Refusing to share his mocking glance, I shifted so Roger was no longer in my way as the other man ranted on: “So now, he’s leading the people I call my friends toward scientific materialism while still gushing about fantasy and dreams. Ridiculous! Joining up with the Communists is only a thinly disguised attempt to keep Surrealism alive, and of course we must remain a cohesive group, mustn’t we? We mustn’t let our movement die out when it has passed its productive phase, must we? Our only purpose is to keep squeezing out these avant-garde literary journals like so many turds, isn’t it?” He made again that sweeping gesture of disgust. I wanted to laugh but didn’t dare, for fear he’d misunderstand me. I certainly wasn’t laughing at him.

            Roger, looking a little troubled, was contemplating Artaud. “I’m not sure why you joined them at all,” he said. “Wherever you are going, you have a focus—” and there was a dark undertone in his voice that indicated exactly what he thought of that focus, but Artaud seemed not to notice. “And they’re floundering.”

            Artaud jerked his chin once in a tense nod. “Quite. When Surrealism becomes an institution, I shall be the anarchist hurling bombs.”

            Roger asked me where my room was, ostensibly so he could change, which I recognized immediately as a false display of delicacy; we were all men after all. Artaud didn’t seem to suspect anything, however, and we left him to sit glowering into the fire. “I didn’t properly warn you, did I?” Roger asked the moment we were beyond his hearing. “I hope you don’t mind him staying; I feel as though I’ve imposed him on you. Although he will leave if you ask him to.”

            “Good God, I’m not going to kick him out!” I hissed, truly hoping he couldn’t hear us. “At this hour? Why would I want to do that?”

            Roger shrugged. “Artaud sometimes makes people uncomfortable, that’s all. I didn’t want you to resent me, I guess. Oh well, I may as well use your room, since I said I would. Modest me!” He went into my room with a grin and shut the door.

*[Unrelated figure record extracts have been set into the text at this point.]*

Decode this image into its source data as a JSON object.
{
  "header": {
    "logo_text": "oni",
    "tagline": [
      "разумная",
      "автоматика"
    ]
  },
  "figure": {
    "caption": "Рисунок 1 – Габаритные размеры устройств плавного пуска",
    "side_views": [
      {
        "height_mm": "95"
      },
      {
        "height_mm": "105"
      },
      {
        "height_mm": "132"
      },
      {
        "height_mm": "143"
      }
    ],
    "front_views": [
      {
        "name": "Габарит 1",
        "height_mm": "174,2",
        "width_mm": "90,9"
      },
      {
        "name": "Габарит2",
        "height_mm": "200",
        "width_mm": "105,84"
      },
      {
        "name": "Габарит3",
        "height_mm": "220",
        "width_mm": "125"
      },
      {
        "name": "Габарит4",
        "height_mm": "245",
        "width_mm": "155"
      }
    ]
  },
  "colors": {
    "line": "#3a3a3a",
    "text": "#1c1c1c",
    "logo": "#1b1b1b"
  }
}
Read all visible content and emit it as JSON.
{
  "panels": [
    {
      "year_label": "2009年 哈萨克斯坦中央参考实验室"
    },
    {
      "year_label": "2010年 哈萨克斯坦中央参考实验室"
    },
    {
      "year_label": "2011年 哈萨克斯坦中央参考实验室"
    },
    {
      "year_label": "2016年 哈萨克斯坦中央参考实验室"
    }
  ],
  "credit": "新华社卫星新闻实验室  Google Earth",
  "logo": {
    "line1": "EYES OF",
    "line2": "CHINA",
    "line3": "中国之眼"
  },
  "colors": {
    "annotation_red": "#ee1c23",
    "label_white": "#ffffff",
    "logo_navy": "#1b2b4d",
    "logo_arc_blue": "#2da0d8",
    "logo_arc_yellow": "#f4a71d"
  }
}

            I went back to the front room and sat down again by the hearth, feeling Artaud’s eyes on me and unsure of what to say to him. He merely raised his eyebrows in acknowledgment though, and went on brooding. “I’m thinking about that man who’s been following me,” he said after a few minutes. “I really would have preferred not to run from him, the bastard, except he was armed and I wasn’t. I was stabbed in the back once, in Marseilles, when I was nineteen; I’ll never make that mistake again.”

            “He struck at you with a weapon?” I exclaimed.

*Yes, I know this is Dada, not Surrealism. This is one of the many deliberate errors in my novels, which also include double identities and wordplay.